Ia memberi dua buah jeruk kepadaku, “kamsahamnida” kataku.

Beberapa saat aku dan Ibu Kim hanya diam. Aku tak tahu cara meminta ijin pulang bagaimana. Jadi aku mengupas satu jeruk lalu memakannya agar tidak terlalu kikuk.

Ibu Kim menepuk pundakku, membuatku terkejut. Ia menunjuk ke arah seorang laki-laki tua yang berjalan menghampiri kita. Aku tak tahu mereka berbicara apa, tapi ia mebawa keranjang rotan berisikan lima ekor anak babi disana.

Ibu Kim tersenyum lebar dan mengambil keranjang itu, lalu pria yang membawanya kemari kemudian pergi.

Ibu Kim tersenyum kepadaku. Matanya melihat ke arahku, kemudian ke arah anak babi dan berulang.

apanih? gue disurung ngelus-ngelus babi nya?

gue harus apa Ya Tuhann

Karena khawatir aku terlihat tidak bersahabat, akhirnya aku memutuskan untuk mengelus-elus satu persatu bola-bola pink kenyal bernyawa itu.

PLAKKKK

Seseorang memukul tangan kananku yag sedang mengelus anak babi itu.

Lelaki itu datang bersama Seungkwan tanpa aku sadari karena kesibukanku menyambut anak-anak babi.

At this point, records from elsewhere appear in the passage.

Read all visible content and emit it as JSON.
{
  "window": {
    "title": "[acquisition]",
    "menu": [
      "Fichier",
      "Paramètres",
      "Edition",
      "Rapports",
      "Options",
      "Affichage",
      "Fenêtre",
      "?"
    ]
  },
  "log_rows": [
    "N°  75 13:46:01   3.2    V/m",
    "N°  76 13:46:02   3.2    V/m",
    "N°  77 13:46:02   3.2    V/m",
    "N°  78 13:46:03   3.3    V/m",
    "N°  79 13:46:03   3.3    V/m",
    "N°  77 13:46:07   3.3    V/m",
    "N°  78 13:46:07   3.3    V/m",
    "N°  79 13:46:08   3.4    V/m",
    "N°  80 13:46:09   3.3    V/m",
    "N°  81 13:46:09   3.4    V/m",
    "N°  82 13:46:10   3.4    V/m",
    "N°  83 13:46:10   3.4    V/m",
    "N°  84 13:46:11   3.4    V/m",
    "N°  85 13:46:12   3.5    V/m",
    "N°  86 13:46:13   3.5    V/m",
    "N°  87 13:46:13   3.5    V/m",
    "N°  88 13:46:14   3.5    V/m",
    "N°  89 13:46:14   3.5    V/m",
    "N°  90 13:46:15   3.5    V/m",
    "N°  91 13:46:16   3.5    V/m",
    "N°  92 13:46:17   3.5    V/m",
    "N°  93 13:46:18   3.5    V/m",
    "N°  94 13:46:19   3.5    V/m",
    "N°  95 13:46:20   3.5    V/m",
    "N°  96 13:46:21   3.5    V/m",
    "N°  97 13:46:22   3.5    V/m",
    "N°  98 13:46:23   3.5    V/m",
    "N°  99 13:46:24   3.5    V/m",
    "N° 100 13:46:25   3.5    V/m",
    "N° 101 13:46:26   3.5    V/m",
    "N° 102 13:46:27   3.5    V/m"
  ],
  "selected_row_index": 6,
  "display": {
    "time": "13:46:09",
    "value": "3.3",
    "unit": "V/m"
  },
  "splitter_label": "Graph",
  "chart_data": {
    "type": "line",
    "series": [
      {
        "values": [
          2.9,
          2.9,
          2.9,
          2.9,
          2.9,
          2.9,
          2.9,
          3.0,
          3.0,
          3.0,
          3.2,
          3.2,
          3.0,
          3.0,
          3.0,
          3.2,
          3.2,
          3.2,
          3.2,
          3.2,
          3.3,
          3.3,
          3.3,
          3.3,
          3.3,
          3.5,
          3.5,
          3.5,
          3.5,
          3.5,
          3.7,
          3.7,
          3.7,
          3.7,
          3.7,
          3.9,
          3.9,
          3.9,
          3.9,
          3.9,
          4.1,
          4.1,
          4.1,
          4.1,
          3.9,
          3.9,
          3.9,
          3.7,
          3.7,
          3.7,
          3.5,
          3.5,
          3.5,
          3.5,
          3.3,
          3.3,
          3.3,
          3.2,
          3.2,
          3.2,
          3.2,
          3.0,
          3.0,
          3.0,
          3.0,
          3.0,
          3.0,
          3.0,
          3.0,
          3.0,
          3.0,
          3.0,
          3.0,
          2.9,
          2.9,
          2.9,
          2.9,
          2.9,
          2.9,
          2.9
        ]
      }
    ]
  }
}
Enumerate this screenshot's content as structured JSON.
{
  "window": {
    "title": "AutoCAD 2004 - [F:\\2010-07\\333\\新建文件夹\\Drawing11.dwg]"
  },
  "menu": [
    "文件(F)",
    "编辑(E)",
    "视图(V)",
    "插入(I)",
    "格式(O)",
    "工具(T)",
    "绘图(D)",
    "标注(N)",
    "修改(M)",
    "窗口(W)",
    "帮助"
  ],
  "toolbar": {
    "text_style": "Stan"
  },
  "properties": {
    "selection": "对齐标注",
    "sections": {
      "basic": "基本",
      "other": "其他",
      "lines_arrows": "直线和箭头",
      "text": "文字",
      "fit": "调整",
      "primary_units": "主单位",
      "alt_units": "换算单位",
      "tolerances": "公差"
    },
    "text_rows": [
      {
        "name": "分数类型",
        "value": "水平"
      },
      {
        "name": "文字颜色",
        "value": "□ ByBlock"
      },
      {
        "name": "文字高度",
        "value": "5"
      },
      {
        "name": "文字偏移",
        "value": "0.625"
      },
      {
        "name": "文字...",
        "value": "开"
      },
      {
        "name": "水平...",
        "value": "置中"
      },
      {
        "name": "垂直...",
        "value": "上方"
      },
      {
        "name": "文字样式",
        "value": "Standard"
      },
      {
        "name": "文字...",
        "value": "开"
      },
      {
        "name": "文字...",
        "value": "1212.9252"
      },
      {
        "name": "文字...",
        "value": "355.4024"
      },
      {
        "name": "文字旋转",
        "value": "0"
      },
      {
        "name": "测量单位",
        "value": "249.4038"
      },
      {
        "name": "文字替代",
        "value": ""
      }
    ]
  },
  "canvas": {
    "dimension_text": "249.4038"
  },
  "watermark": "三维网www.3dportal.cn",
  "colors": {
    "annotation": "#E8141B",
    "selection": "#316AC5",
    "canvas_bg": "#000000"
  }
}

Lelaki berambut coklat itu melotot kepadaku dan berbicara dalam bahasa korea, yang aku tak tahu artinya. Namun dari raut wajahnya aku melihat jelas bahwa dia sedang memarahiku.

Aku melihat ke arah Seungkwan yang sekarang sedang cekikikan, sama halnya dengan Ibu Kim.

“Dia bilang, 'liat tangan lo kotor. kok pegang-pegang anak babi punya dia'”

Aku dengan spontan menyembunyikan kedua tanganku di belakang tubuhku. Melihat ke arah Seungkwan dengan raut wajah meminta pertolongan.

“Dia anaknya Ibu Kim, namanya Ju Haknyeon” lanjut Seungkwan.

Aku semakin kaget.

aduh berarti ini dia anak bos

anjir gue harus ngapain sekarang

Otak Via memutar menyusun skenario.

“KAMSAHAMNIDA!!!!”

teriakku kepada lelaki yang Seungkwan bilang bernama Haknyeon itu sambil membungkukkan badanku 90°.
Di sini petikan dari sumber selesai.